My point of entry into the world of evolutionary history is always lactose tolerance. People who can drink milk as adults display the most recent major mutation in the human body. Scientists are fascinated by the utterly amazing fact that 30% of the world's population shares a mutation that is less than 10,000 years old.

John Rennie and Steve Mirsky devoted part of a podcast to this bit of amazing genetics.
Steve: For example, our ability of, some of us, to digest milk, the lactose in milk as adults, it's a very recent adaptation in evolutionary history.
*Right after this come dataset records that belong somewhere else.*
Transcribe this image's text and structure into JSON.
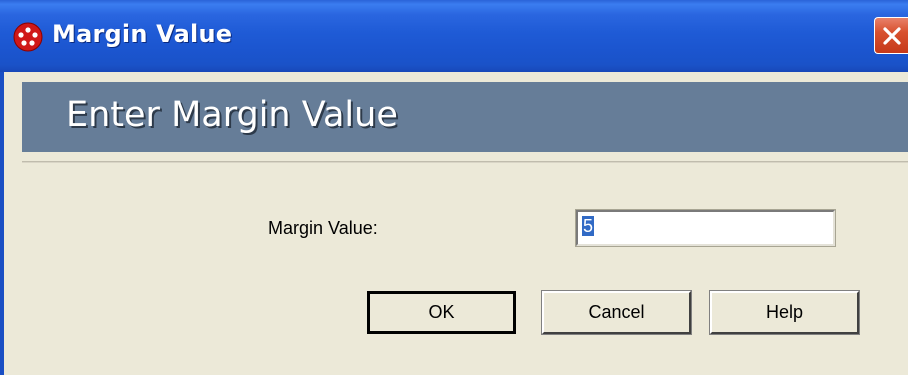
{
  "window": {
    "title": "Margin Value",
    "title_icon": "red-app-icon",
    "close_icon": "close-icon",
    "colors": {
      "titlebar": "#1f5bd6",
      "banner": "#667d98",
      "dialog_bg": "#ece9d8",
      "close_button": "#d8512f"
    }
  },
  "header": {
    "title": "Enter Margin Value"
  },
  "form": {
    "margin_label": "Margin Value:",
    "margin_value": "5"
  },
  "buttons": {
    "ok_label": "OK",
    "cancel_label": "Cancel",
    "help_label": "Help"
  }
}
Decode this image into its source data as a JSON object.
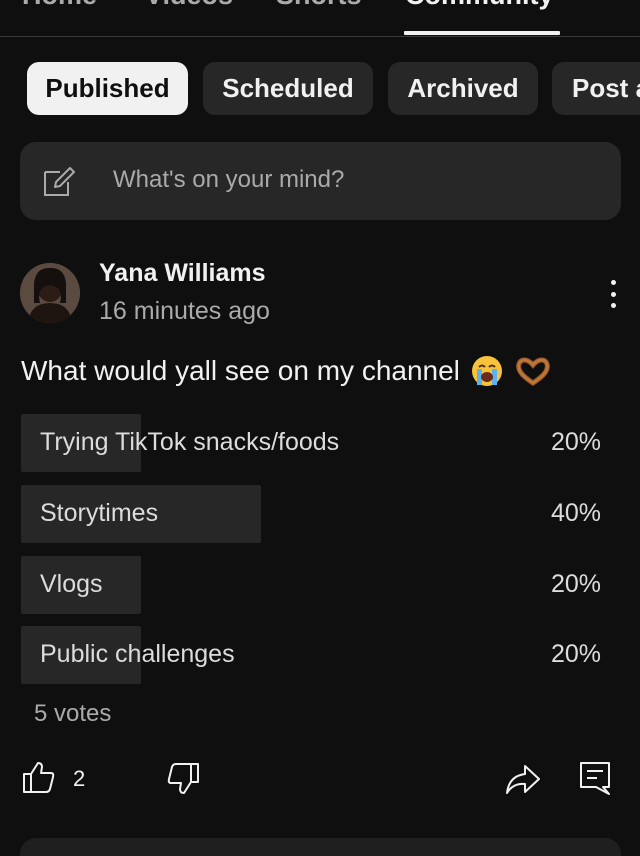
{
  "top_tabs": [
    {
      "label": "Home"
    },
    {
      "label": "Videos"
    },
    {
      "label": "Shorts"
    },
    {
      "label": "Community",
      "active": true
    }
  ],
  "chips": [
    {
      "label": "Published",
      "active": true
    },
    {
      "label": "Scheduled"
    },
    {
      "label": "Archived"
    },
    {
      "label": "Post a"
    }
  ],
  "composer": {
    "placeholder": "What's on your mind?",
    "icon": "edit-icon"
  },
  "post": {
    "author": "Yana Williams",
    "time": "16 minutes ago",
    "text": "What would yall see on my channel",
    "emojis": [
      "loudly-crying-face",
      "heart-hands"
    ],
    "poll": {
      "options": [
        {
          "label": "Trying TikTok snacks/foods",
          "percent_label": "20%",
          "share": 0.2
        },
        {
          "label": "Storytimes",
          "percent_label": "40%",
          "share": 0.4
        },
        {
          "label": "Vlogs",
          "percent_label": "20%",
          "share": 0.2
        },
        {
          "label": "Public challenges",
          "percent_label": "20%",
          "share": 0.2
        }
      ],
      "votes": "5 votes"
    },
    "actions": {
      "like_count": "2",
      "icons": [
        "thumbs-up-icon",
        "thumbs-down-icon",
        "share-icon",
        "comment-icon",
        "more-vert-icon"
      ]
    }
  },
  "colors": {
    "background": "#0f0f0f",
    "surface": "#272727",
    "text": "#f1f1f1",
    "muted": "#aaaaaa"
  }
}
Rennie: Well, right, because really until we started to develop agriculture, until we started to herd animals and collected milk as a good source of protein, mammals don't continue to breast-feed throughout their lives; so the young have the ability to digest breast-milk and then after they stop drinking it, they stop making that lactase enzyme that allows them to breakdown the lactose sugar in the milk. But we kept drinking milk: We raised cows and milk was a ready source of protein and other nutrients, and we would keep on drinking that throughout our lives. And so evolution started to act on the human populations and in populations that traditionally drank a lot of milk, we have this ability to keep making the lactose throughout our lives, or lactase throughout our lives.

Steve: Let's just explain a little bit mechanistically. I mean, its likely that the mutation that enabled adults to digest lactose cropped up now and again, you know, throughout the history of human evolution; but there was never any selection pressure to keep it around until we had agriculture and were starting to try to use milk as a nutritional source, as a food, as adults.

Rennie: Right.

Steve: At that point in human history, all of a sudden those individuals who happen to have this genetic mutation have a big advantage over their comrades who can't digest the lactose, and so the combination of the environment and that genetic influence makes that genetic construct get selected for and preserved in the population. And all of a sudden, you know, within a couple of thousand years, the majority of Europeans can digest lactose.
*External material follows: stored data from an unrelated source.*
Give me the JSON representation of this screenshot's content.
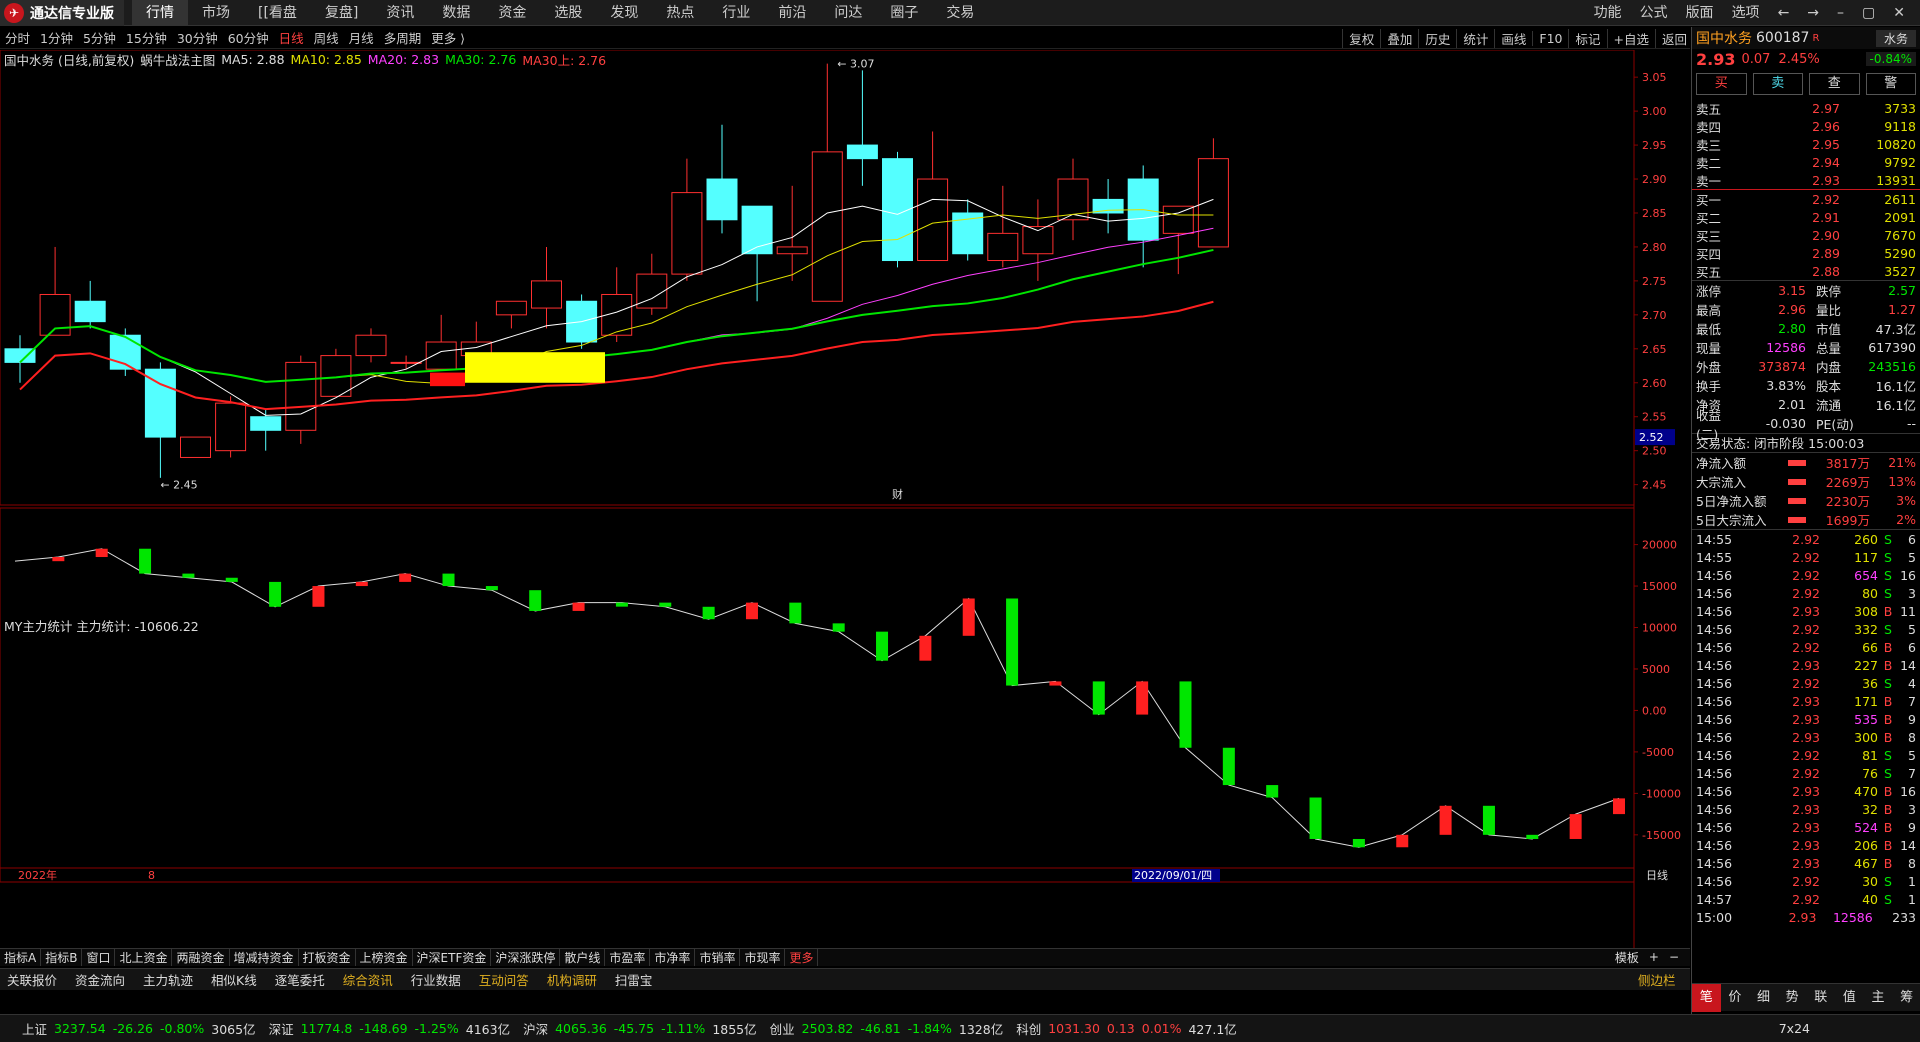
{
  "app": {
    "title": "通达信专业版"
  },
  "menu": [
    "行情",
    "市场",
    "[[看盘",
    "复盘]",
    "资讯",
    "数据",
    "资金",
    "选股",
    "发现",
    "热点",
    "行业",
    "前沿",
    "问达",
    "圈子",
    "交易"
  ],
  "topright": [
    "功能",
    "公式",
    "版面",
    "选项",
    "←",
    "→",
    "–",
    "▢",
    "✕"
  ],
  "periods": [
    "分时",
    "1分钟",
    "5分钟",
    "15分钟",
    "30分钟",
    "60分钟",
    "日线",
    "周线",
    "月线",
    "多周期",
    "更多 ⟩"
  ],
  "tools": [
    "复权",
    "叠加",
    "历史",
    "统计",
    "画线",
    "F10",
    "标记",
    "+自选",
    "返回"
  ],
  "main_header": {
    "name": "国中水务 (日线,前复权)",
    "indicator": "蜗牛战法主图",
    "ma5": "MA5: 2.88",
    "ma10": "MA10: 2.85",
    "ma20": "MA20: 2.83",
    "ma30": "MA30: 2.76",
    "ma30l": "MA30上: 2.76"
  },
  "sub_header": "MY主力统计 主力统计: -10606.22",
  "idx_tabs": [
    "指标A",
    "指标B",
    "窗口",
    "北上资金",
    "两融资金",
    "增减持资金",
    "打板资金",
    "上榜资金",
    "沪深ETF资金",
    "沪深涨跌停",
    "散户线",
    "市盈率",
    "市净率",
    "市销率",
    "市现率",
    "更多"
  ],
  "idx_right": [
    "模板",
    "+",
    "−"
  ],
  "func_tabs": [
    "关联报价",
    "资金流向",
    "主力轨迹",
    "相似K线",
    "逐笔委托",
    "综合资讯",
    "行业数据",
    "互动问答",
    "机构调研",
    "扫雷宝"
  ],
  "sidebar_label": "侧边栏",
  "status": [
    {
      "name": "上证",
      "price": "3237.54",
      "chg": "-26.26",
      "pct": "-0.80%",
      "amt": "3065亿"
    },
    {
      "name": "深证",
      "price": "11774.8",
      "chg": "-148.69",
      "pct": "-1.25%",
      "amt": "4163亿"
    },
    {
      "name": "沪深",
      "price": "4065.36",
      "chg": "-45.75",
      "pct": "-1.11%",
      "amt": "1855亿"
    },
    {
      "name": "创业",
      "price": "2503.82",
      "chg": "-46.81",
      "pct": "-1.84%",
      "amt": "1328亿"
    },
    {
      "name": "科创",
      "price": "1031.30",
      "chg": "0.13",
      "pct": "0.01%",
      "amt": "427.1亿"
    }
  ],
  "status_right": "7x24",
  "quote": {
    "name": "国中水务",
    "code": "600187",
    "tag": "R",
    "price": "2.93",
    "chg": "0.07",
    "pct": "2.45%",
    "sector": "水务",
    "sector_pct": "-0.84%",
    "buttons": [
      "买",
      "卖",
      "查",
      "警"
    ],
    "asks": [
      {
        "l": "卖五",
        "p": "2.97",
        "v": "3733"
      },
      {
        "l": "卖四",
        "p": "2.96",
        "v": "9118"
      },
      {
        "l": "卖三",
        "p": "2.95",
        "v": "10820"
      },
      {
        "l": "卖二",
        "p": "2.94",
        "v": "9792"
      },
      {
        "l": "卖一",
        "p": "2.93",
        "v": "13931"
      }
    ],
    "bids": [
      {
        "l": "买一",
        "p": "2.92",
        "v": "2611"
      },
      {
        "l": "买二",
        "p": "2.91",
        "v": "2091"
      },
      {
        "l": "买三",
        "p": "2.90",
        "v": "7670"
      },
      {
        "l": "买四",
        "p": "2.89",
        "v": "5290"
      },
      {
        "l": "买五",
        "p": "2.88",
        "v": "3527"
      }
    ],
    "stats": [
      {
        "k": "涨停",
        "v": "3.15",
        "k2": "跌停",
        "v2": "2.57",
        "c1": "r",
        "c2": "g"
      },
      {
        "k": "最高",
        "v": "2.96",
        "k2": "量比",
        "v2": "1.27",
        "c1": "r",
        "c2": "r"
      },
      {
        "k": "最低",
        "v": "2.80",
        "k2": "市值",
        "v2": "47.3亿",
        "c1": "g",
        "c2": "w"
      },
      {
        "k": "现量",
        "v": "12586",
        "k2": "总量",
        "v2": "617390",
        "c1": "m",
        "c2": "w"
      },
      {
        "k": "外盘",
        "v": "373874",
        "k2": "内盘",
        "v2": "243516",
        "c1": "r",
        "c2": "g"
      },
      {
        "k": "换手",
        "v": "3.83%",
        "k2": "股本",
        "v2": "16.1亿",
        "c1": "w",
        "c2": "w"
      },
      {
        "k": "净资",
        "v": "2.01",
        "k2": "流通",
        "v2": "16.1亿",
        "c1": "w",
        "c2": "w"
      },
      {
        "k": "收益(二)",
        "v": "-0.030",
        "k2": "PE(动)",
        "v2": "--",
        "c1": "w",
        "c2": "w"
      }
    ],
    "trade_state": "交易状态: 闭市阶段 15:00:03",
    "flows": [
      {
        "k": "净流入额",
        "v": "3817万",
        "p": "21%"
      },
      {
        "k": "大宗流入",
        "v": "2269万",
        "p": "13%"
      },
      {
        "k": "5日净流入额",
        "v": "2230万",
        "p": "3%"
      },
      {
        "k": "5日大宗流入",
        "v": "1699万",
        "p": "2%"
      }
    ],
    "ticks": [
      {
        "t": "14:55",
        "p": "2.92",
        "v": "260",
        "s": "S",
        "n": "6"
      },
      {
        "t": "14:55",
        "p": "2.92",
        "v": "117",
        "s": "S",
        "n": "5"
      },
      {
        "t": "14:56",
        "p": "2.92",
        "v": "654",
        "s": "S",
        "n": "16"
      },
      {
        "t": "14:56",
        "p": "2.92",
        "v": "80",
        "s": "S",
        "n": "3"
      },
      {
        "t": "14:56",
        "p": "2.93",
        "v": "308",
        "s": "B",
        "n": "11"
      },
      {
        "t": "14:56",
        "p": "2.92",
        "v": "332",
        "s": "S",
        "n": "5"
      },
      {
        "t": "14:56",
        "p": "2.92",
        "v": "66",
        "s": "B",
        "n": "6"
      },
      {
        "t": "14:56",
        "p": "2.93",
        "v": "227",
        "s": "B",
        "n": "14"
      },
      {
        "t": "14:56",
        "p": "2.92",
        "v": "36",
        "s": "S",
        "n": "4"
      },
      {
        "t": "14:56",
        "p": "2.93",
        "v": "171",
        "s": "B",
        "n": "7"
      },
      {
        "t": "14:56",
        "p": "2.93",
        "v": "535",
        "s": "B",
        "n": "9"
      },
      {
        "t": "14:56",
        "p": "2.93",
        "v": "300",
        "s": "B",
        "n": "8"
      },
      {
        "t": "14:56",
        "p": "2.92",
        "v": "81",
        "s": "S",
        "n": "5"
      },
      {
        "t": "14:56",
        "p": "2.92",
        "v": "76",
        "s": "S",
        "n": "7"
      },
      {
        "t": "14:56",
        "p": "2.93",
        "v": "470",
        "s": "B",
        "n": "16"
      },
      {
        "t": "14:56",
        "p": "2.93",
        "v": "32",
        "s": "B",
        "n": "3"
      },
      {
        "t": "14:56",
        "p": "2.93",
        "v": "524",
        "s": "B",
        "n": "9"
      },
      {
        "t": "14:56",
        "p": "2.93",
        "v": "206",
        "s": "B",
        "n": "14"
      },
      {
        "t": "14:56",
        "p": "2.93",
        "v": "467",
        "s": "B",
        "n": "8"
      },
      {
        "t": "14:56",
        "p": "2.92",
        "v": "30",
        "s": "S",
        "n": "1"
      },
      {
        "t": "14:57",
        "p": "2.92",
        "v": "40",
        "s": "S",
        "n": "1"
      },
      {
        "t": "15:00",
        "p": "2.93",
        "v": "12586",
        "s": "",
        "n": "233"
      }
    ],
    "tabs": [
      "笔",
      "价",
      "细",
      "势",
      "联",
      "值",
      "主",
      "筹"
    ]
  },
  "chart_data": {
    "type": "candlestick",
    "y_ticks": [
      "3.05",
      "3.00",
      "2.95",
      "2.90",
      "2.85",
      "2.80",
      "2.75",
      "2.70",
      "2.65",
      "2.60",
      "2.55",
      "2.50",
      "2.45"
    ],
    "y_min": 2.42,
    "y_max": 3.09,
    "current_price_label": "2.52",
    "high_label": "3.07",
    "low_label": "2.45",
    "candles": [
      [
        2.65,
        2.63,
        2.67,
        2.6
      ],
      [
        2.67,
        2.73,
        2.8,
        2.67
      ],
      [
        2.72,
        2.69,
        2.75,
        2.68
      ],
      [
        2.67,
        2.62,
        2.68,
        2.61
      ],
      [
        2.62,
        2.52,
        2.63,
        2.46
      ],
      [
        2.49,
        2.52,
        2.52,
        2.49
      ],
      [
        2.5,
        2.57,
        2.58,
        2.49
      ],
      [
        2.55,
        2.53,
        2.56,
        2.5
      ],
      [
        2.53,
        2.63,
        2.64,
        2.51
      ],
      [
        2.58,
        2.64,
        2.65,
        2.58
      ],
      [
        2.64,
        2.67,
        2.68,
        2.63
      ],
      [
        2.63,
        2.63,
        2.64,
        2.62
      ],
      [
        2.62,
        2.66,
        2.7,
        2.62
      ],
      [
        2.64,
        2.66,
        2.69,
        2.62
      ],
      [
        2.7,
        2.72,
        2.72,
        2.68
      ],
      [
        2.71,
        2.75,
        2.8,
        2.68
      ],
      [
        2.72,
        2.66,
        2.73,
        2.65
      ],
      [
        2.67,
        2.73,
        2.77,
        2.66
      ],
      [
        2.71,
        2.76,
        2.79,
        2.7
      ],
      [
        2.76,
        2.88,
        2.93,
        2.75
      ],
      [
        2.9,
        2.84,
        2.98,
        2.82
      ],
      [
        2.86,
        2.79,
        2.86,
        2.72
      ],
      [
        2.79,
        2.8,
        2.89,
        2.75
      ],
      [
        2.72,
        2.94,
        3.07,
        2.72
      ],
      [
        2.95,
        2.93,
        3.06,
        2.89
      ],
      [
        2.93,
        2.78,
        2.94,
        2.77
      ],
      [
        2.78,
        2.9,
        2.97,
        2.78
      ],
      [
        2.85,
        2.79,
        2.87,
        2.78
      ],
      [
        2.78,
        2.82,
        2.89,
        2.77
      ],
      [
        2.79,
        2.83,
        2.87,
        2.75
      ],
      [
        2.84,
        2.9,
        2.93,
        2.81
      ],
      [
        2.87,
        2.85,
        2.9,
        2.82
      ],
      [
        2.9,
        2.81,
        2.92,
        2.77
      ],
      [
        2.82,
        2.86,
        2.86,
        2.76
      ],
      [
        2.8,
        2.93,
        2.96,
        2.8
      ]
    ],
    "sub_y_ticks": [
      "20000",
      "15000",
      "10000",
      "5000",
      "0.00",
      "-5000",
      "-10000",
      "-15000"
    ],
    "sub_values": [
      18000,
      18500,
      19500,
      16500,
      16000,
      15500,
      12500,
      15000,
      15500,
      16500,
      15000,
      14500,
      12000,
      13000,
      13000,
      12500,
      11000,
      13000,
      10500,
      9500,
      6000,
      9000,
      13500,
      3000,
      3500,
      -500,
      3500,
      -4500,
      -9000,
      -10500,
      -15500,
      -16500,
      -15000,
      -11500,
      -15000,
      -15500,
      -12500,
      -10606
    ],
    "x_labels": [
      "2022年",
      "8",
      "2022/09/01/四"
    ],
    "period_label": "日线",
    "finance_mark": "财"
  }
}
Rennie: Right. You know, that's a good point, because it's always important to remember, you know, people always have these sorts of arguments about nature versus nurture and are there genes for various traits; you know, discussions about genes for intelligence and so forth are always notorious about this sort of the thing. But the reality is, you can't really discuss a gene, the idea of a meaning of a gene outside of the environment in which it's going to be expressed. You can't really talk about the meaning that it has, what it will do, whether it has any sort of positive or negative value in that way. Ultimately, you know, we talk about genes as though they are building blocks for some sort of complicated traits, even a trait like, say, being able to drink milk. But of course, the reality is, the molecular biological reality is, that the gene is just a stretch of DNA that happens to make a protein that breaks down a sugar that is in milk. So only under a number of different circumstances in which people happen to have exposure to, they happen to have easy access to, a lot of milk that happens to contain a lot of lactose that they can't digest very easily unless they happen to still make a lot of the lactase enzyme that they all made as children. All of these circumstances come together to make something like that beneficial. Anything that breaks down that set of circumstances, it's just another little stretch of DNA that may not prove its worth and as you said, it vanishes back in as random noise again.

It's exactly this idea that DNA changes just happen, without direction or outside influence or intention or for the good of the body, that seems so threatening. If we are nothing more than a collection of random events how do we claim a purpose for ourselves?

While I understand this fear, I don't share it. Our lives, our actions, our interactions are exactly what we make of them, good or bad, helpful or hurtful, intelligent or ignorant, caring and giving or selfish and self-indulgent. I choose to help, to gain information and to share it. We can all make that choice or a similar one no matter what is happening inside our DNA. Evolution has given us that power of individual choice, a power no other animal or plant can wield. Evolution is not just the most powerful idea in science. It's the power inside all of us.